Wednesday, September 23, 2009

Tough Love


Showing tough love...when is it too much? Is there a limit to this? I was never a heartbreaker. I used to carry hearts carefully like cupid. I used to make sure that in case I dropped one, some gorilla glue would always be within reach. I would glue it up and continue carrying it. This was a pattern until one day I ran out of the glue. I thought about getting some more, but I decided not too. It wasn't worth it. Dropping hearts and gluing them back up got tiring. Have you ever seen something glued up over and over again? Usually, it looks all dented up, deformed, etc. The original was always the freshest look and feel.

I never used to dropped hearts on purpose. It was always accidental. I remember when someone dropped mine. She had super glue and refused to glue it back up. My tear ducts were under arid conditions. One would have assumed me to be a cyborg not human after she dropped it. I felt something, but it wasn't enough to drain my ambition. I channeled all my energy into my craft. Ever since I did that, Love hasn't been the same for me.

I display tough love to keep the heart carriers at bay. They always want to see what my heart looks like or feels like. I always tell them "this is nothing personal Love, but I don't want your hands around it. Clumsy lovers are hard to detect, so I keep it locked in a cage. What cage you say? The cage of music. Music is my true love, and it deserves every ounce my mind and body holds."

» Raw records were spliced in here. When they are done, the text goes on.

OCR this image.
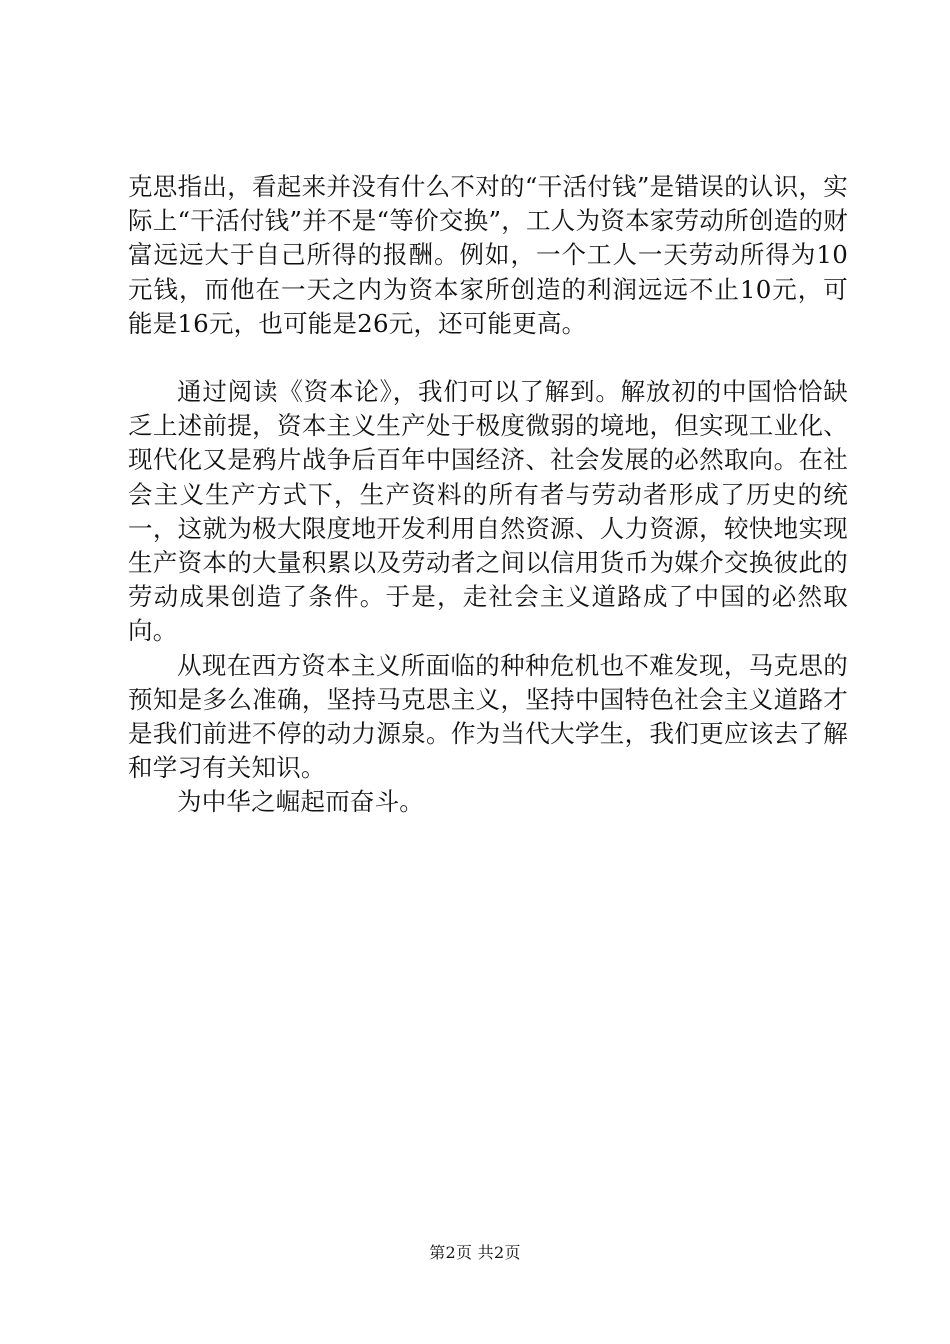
克思指出，看起来并没有什么不对的“干活付钱”是错误的认识，实际上“干活付钱”并不是“等价交换”，工人为资本家劳动所创造的财富远远大于自己所得的报酬。例如，一个工人一天劳动所得为10元钱，而他在一天之内为资本家所创造的利润远远不止10元，可能是16元，也可能是26元，还可能更高。

通过阅读《资本论》，我们可以了解到。解放初的中国恰恰缺乏上述前提，资本主义生产处于极度微弱的境地，但实现工业化、现代化又是鸦片战争后百年中国经济、社会发展的必然取向。在社会主义生产方式下，生产资料的所有者与劳动者形成了历史的统一，这就为极大限度地开发利用自然资源、人力资源，较快地实现生产资本的大量积累以及劳动者之间以信用货币为媒介交换彼此的劳动成果创造了条件。于是，走社会主义道路成了中国的必然取向。

从现在西方资本主义所面临的种种危机也不难发现，马克思的预知是多么准确，坚持马克思主义，坚持中国特色社会主义道路才是我们前进不停的动力源泉。作为当代大学生，我们更应该去了解和学习有关知识。

为中华之崛起而奋斗。

第2页 共2页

Some understand and leave. Some stay and try to break the connection. It is interesting to see how far one would go to break that connection. This is not a physical connection. This is a spiritual connection I have with my true love. You can't touch what you can't see or begin to understand it. It is foolish of you to think that all my eggs are in your basket. They are not, because eggs are like hearts also, they break easily. I can risk loosing an egg or two, but to loose the whole carton would be stupidity at its highest.

Tough love is not intentional, it is a defensive mechanism. Insecurities have nothing to do with it. I can care less who you are with or will marry at the end of the day. As long as you pay me to perform at your wedding reception, I will remain your friend. I never used to be a heart breaker. I don't consider myself to be. I am just too ambitious to notice you and everyone else standing in line.